Pero ¿qué ocurre si de la de lista de cincuenta ciudades has estado en cuatro y en una quinta porque hiciste trasbordo? ¿Qué pasa si no tienes suficientes amigos como para montar un concierto o restaurar un futbolín? El verano te pone a prueba. Te sitúa ante tus abdominales pero también frente a tu vida, estos días son el escaparate de tu potencial, de tu capacidad para recrearte, para exorcizar los problemas y descorchar las fruiciones.

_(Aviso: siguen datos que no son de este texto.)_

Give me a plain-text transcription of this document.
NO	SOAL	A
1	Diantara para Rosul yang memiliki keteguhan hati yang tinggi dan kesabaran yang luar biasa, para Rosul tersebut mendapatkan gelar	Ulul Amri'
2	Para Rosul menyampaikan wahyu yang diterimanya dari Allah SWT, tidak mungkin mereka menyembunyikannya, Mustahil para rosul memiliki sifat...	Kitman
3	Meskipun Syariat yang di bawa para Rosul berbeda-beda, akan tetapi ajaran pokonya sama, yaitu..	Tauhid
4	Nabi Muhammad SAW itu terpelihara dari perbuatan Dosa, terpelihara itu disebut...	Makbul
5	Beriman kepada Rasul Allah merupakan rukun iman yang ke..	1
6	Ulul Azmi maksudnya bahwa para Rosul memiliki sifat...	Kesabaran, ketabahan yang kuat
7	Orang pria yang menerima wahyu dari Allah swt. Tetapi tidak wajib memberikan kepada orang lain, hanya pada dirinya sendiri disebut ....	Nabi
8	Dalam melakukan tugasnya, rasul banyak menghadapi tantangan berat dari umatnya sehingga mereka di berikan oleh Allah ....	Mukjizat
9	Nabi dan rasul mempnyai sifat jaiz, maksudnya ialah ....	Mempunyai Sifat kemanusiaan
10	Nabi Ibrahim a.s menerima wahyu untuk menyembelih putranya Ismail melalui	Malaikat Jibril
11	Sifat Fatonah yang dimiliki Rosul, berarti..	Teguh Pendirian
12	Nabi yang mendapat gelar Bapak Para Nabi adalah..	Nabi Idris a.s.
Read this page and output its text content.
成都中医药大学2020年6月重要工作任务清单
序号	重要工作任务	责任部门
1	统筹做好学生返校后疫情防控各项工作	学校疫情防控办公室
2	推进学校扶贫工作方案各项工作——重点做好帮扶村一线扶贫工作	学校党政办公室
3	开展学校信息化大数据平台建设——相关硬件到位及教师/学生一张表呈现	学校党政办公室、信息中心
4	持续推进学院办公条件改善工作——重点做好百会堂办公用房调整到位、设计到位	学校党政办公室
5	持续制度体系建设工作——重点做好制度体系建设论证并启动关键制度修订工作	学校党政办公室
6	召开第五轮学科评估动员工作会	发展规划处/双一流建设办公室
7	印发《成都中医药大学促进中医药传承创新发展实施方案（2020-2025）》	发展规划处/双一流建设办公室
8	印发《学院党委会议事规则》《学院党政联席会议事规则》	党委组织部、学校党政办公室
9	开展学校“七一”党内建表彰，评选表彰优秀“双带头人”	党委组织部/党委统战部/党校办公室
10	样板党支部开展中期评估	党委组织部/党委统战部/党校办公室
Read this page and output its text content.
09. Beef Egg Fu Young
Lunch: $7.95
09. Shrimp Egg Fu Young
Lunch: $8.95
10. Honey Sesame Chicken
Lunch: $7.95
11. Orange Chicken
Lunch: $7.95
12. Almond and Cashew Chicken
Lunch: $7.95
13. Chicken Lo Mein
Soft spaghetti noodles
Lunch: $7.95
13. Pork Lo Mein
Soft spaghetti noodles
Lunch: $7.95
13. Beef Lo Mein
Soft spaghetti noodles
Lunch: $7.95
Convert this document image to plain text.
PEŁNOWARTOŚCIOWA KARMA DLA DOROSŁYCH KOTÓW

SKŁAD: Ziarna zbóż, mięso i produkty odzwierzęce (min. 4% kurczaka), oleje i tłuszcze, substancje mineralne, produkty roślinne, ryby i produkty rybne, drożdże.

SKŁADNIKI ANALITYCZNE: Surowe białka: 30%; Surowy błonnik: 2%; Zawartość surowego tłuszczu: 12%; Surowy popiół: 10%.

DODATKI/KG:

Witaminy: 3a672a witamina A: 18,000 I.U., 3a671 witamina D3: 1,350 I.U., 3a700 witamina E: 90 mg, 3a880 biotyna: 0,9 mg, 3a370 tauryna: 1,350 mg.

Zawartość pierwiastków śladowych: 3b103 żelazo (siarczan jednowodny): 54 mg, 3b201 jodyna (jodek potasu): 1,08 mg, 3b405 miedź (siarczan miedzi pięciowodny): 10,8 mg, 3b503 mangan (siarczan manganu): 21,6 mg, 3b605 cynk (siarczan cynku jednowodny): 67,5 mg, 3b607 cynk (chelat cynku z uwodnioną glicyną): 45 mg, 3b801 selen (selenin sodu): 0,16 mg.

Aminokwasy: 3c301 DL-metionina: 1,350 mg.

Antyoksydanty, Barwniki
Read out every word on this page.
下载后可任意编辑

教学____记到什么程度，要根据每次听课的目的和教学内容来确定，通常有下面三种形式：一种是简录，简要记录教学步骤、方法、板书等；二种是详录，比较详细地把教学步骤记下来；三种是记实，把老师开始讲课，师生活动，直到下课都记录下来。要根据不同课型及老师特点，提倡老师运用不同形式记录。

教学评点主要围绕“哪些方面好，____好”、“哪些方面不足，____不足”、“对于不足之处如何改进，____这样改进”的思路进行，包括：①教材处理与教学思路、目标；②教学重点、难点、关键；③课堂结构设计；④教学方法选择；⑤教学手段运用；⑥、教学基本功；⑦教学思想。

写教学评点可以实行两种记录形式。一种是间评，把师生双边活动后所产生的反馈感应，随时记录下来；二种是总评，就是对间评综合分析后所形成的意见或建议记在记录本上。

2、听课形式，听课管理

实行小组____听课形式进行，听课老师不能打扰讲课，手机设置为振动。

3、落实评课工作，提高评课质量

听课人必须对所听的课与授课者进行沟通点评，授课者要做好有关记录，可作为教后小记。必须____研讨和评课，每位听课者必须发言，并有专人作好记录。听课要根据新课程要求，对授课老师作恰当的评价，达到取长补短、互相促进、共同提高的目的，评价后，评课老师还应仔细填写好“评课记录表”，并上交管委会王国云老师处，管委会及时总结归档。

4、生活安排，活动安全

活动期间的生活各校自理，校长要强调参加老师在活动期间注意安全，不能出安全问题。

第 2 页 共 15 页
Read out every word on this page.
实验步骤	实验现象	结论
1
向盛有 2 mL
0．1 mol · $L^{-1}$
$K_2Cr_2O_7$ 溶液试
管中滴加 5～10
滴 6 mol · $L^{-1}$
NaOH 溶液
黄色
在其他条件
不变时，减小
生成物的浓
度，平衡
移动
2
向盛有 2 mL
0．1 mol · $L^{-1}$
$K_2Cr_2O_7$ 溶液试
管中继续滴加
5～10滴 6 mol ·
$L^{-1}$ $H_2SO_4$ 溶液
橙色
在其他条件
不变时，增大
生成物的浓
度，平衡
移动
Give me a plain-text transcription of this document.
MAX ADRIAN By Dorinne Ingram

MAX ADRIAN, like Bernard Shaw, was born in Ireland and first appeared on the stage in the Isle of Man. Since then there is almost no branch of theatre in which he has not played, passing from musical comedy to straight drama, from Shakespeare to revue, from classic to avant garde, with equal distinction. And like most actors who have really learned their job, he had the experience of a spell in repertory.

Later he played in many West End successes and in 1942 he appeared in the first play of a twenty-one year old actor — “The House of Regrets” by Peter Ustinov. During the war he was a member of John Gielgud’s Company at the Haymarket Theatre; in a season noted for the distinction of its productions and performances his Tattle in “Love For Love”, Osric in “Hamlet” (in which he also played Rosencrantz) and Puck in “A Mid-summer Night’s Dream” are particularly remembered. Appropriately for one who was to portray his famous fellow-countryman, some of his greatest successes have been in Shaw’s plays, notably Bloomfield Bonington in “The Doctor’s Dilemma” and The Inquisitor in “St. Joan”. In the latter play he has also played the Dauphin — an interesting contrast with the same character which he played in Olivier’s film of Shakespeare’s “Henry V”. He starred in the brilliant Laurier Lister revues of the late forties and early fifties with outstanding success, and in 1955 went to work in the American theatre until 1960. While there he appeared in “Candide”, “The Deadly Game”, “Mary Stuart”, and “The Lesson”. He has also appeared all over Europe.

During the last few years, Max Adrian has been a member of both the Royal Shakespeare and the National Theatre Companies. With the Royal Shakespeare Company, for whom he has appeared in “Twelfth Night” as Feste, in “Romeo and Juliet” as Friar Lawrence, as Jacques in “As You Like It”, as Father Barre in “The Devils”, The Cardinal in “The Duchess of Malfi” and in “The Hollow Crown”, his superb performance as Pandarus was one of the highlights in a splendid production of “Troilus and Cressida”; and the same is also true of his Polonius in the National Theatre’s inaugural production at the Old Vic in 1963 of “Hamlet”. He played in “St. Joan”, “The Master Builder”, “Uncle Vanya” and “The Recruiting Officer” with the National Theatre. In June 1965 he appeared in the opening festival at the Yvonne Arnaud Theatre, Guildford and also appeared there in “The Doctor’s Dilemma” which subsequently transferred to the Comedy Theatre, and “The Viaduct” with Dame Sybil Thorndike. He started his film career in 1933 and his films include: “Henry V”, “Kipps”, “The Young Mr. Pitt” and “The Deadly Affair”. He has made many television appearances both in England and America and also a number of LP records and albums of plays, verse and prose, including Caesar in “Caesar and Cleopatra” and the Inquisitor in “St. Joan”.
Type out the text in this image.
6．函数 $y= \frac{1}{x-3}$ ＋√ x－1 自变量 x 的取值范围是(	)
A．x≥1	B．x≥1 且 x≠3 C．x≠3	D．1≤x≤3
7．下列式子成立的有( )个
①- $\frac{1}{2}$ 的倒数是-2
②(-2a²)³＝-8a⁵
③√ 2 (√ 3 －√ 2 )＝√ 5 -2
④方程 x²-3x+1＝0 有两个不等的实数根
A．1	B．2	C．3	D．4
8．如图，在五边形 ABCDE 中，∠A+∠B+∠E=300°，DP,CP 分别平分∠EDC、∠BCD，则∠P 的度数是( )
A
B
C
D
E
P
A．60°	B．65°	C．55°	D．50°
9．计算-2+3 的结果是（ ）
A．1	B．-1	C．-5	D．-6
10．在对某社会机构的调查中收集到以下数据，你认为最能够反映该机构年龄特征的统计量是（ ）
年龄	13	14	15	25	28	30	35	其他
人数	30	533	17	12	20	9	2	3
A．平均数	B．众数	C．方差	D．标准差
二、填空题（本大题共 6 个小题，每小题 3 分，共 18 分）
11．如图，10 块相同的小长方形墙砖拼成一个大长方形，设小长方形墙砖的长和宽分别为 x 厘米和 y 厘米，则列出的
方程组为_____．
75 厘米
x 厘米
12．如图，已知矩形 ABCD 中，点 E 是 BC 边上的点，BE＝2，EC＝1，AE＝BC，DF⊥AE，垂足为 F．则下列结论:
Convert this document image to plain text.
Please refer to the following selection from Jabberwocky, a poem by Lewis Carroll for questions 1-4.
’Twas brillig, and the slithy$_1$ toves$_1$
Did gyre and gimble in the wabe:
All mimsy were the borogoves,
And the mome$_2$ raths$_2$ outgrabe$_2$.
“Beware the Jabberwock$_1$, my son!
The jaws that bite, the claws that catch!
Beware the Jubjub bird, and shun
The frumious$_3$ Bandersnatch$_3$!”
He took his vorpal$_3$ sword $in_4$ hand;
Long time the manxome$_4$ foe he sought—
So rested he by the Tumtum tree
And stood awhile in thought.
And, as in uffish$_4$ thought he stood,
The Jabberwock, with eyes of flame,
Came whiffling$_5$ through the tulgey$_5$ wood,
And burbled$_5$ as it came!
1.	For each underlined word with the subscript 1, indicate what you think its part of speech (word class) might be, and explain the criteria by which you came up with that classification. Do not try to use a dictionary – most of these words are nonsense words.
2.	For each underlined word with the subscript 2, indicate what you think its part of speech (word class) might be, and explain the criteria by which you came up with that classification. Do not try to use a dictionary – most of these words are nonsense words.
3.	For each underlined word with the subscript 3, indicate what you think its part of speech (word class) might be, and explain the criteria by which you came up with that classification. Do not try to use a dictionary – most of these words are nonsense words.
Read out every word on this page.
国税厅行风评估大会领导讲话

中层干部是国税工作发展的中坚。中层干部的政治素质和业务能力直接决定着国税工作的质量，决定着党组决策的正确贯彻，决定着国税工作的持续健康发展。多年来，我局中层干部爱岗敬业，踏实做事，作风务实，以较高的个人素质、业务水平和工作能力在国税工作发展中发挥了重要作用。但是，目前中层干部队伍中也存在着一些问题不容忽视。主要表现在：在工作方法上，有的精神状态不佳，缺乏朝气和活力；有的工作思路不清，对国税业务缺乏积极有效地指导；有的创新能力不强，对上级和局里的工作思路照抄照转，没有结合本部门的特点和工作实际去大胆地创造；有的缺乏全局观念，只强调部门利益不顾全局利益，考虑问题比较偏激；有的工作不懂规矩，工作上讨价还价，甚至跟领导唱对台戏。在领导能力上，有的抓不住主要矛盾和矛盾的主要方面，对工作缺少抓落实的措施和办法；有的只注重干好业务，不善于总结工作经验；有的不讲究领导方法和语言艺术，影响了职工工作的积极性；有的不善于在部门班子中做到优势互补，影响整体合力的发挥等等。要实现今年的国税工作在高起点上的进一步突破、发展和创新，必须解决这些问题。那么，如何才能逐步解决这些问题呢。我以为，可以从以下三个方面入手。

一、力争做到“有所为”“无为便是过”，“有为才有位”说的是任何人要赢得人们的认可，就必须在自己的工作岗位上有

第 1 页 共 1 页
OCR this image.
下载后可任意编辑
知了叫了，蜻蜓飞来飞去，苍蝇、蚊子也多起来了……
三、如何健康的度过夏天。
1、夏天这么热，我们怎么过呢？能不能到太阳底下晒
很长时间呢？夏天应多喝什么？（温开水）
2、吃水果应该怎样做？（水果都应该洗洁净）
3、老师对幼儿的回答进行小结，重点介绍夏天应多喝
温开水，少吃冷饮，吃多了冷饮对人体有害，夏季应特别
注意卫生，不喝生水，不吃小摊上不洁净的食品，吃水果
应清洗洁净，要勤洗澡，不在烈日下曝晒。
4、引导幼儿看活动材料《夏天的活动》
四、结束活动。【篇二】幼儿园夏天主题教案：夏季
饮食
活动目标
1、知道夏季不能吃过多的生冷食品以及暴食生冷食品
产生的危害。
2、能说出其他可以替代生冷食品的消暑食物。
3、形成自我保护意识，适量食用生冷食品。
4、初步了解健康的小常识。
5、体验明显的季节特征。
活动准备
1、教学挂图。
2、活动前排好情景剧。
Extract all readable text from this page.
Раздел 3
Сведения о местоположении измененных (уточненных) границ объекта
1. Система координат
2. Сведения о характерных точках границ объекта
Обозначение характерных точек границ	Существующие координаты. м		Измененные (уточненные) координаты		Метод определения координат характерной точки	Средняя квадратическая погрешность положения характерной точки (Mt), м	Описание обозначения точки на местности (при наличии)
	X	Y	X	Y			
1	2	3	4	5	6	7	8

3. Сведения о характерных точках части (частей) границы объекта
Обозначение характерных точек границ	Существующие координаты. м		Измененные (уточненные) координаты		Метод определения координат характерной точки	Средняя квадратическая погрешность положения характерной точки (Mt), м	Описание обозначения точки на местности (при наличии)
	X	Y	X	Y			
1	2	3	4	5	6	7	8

Las vacaciones pasan deprisa. El tiempo palpita a otro ritmo a la vera de las olas o en la cúspide de las montañas. Sin embargo muchos vídeos musicales programados para estos meses introducen un rebobinado en sus secuencias. Jarrones que se soldan tras romperse, historias de amor contadas desde el final y recompuestas por el milagro del rewind. Porque sin querer experimentamos un retroceso, una marcha atrás: la fantasía del retorno a la niñez. Los días surcan veloces la ventanita del reloj mientras nosotros, inconscientemente, hacemos esfuerzos por encarnarnos en la mejor versión de nosotros mismos, en un recuerdo donde aparecemos morenos y con flequillo.

La crisis ha favorecido esa vuelta al pasado. La debacle económica ha impedido que sigamos tachando ciudades de la lista y que, sin embargo, regresemos al apartamento de la playa que compraron nuestros padres. Revivimos esas vacaciones en casas estrechas y sofocantes, en parajes que, sin embargo, la burbuja inmobiliaria ha desfigurado. El problema es que ya no somos niños, ya no nos salva el día encontrar una lagartija, la serie de después de comer, un partido de fútbol en la arena. Hoy cuesta sentirse el protagonista de aquella infancia pero también el excursionista cosmopolita de otros veranos y, desde luego, el hipster del spot de la cerveza.

Quizá hay que asumir que casi nadie vio las cincuenta urbes, que los selfies y las fotos de suculentas comidas y gintónics en los chiringuitos son sólo el vacuo reflejo de contados y exagerados momentos de felicidad. No podemos seguir corriendo detrás de nuestro mejor verano ni del de los demás. Todos queremos que nuestra vida sea un anuncio, un mosaico en Instagram. Pero la única realidad es que este es un verano inédito. No se repetirá, no ha sucedido anteriormente. Así que olvidémonos de guías, de catálogos, de postales, de Facebook. No importa cómo lo encaremos, nosotros somos el actor principal. No luchemos por viajar hacia atrás ni por surfear la celeridad de las jornadas. El verdadero reto es conseguir que el tiempo se pare, que se detenga por un instante. Y no hacer una foto.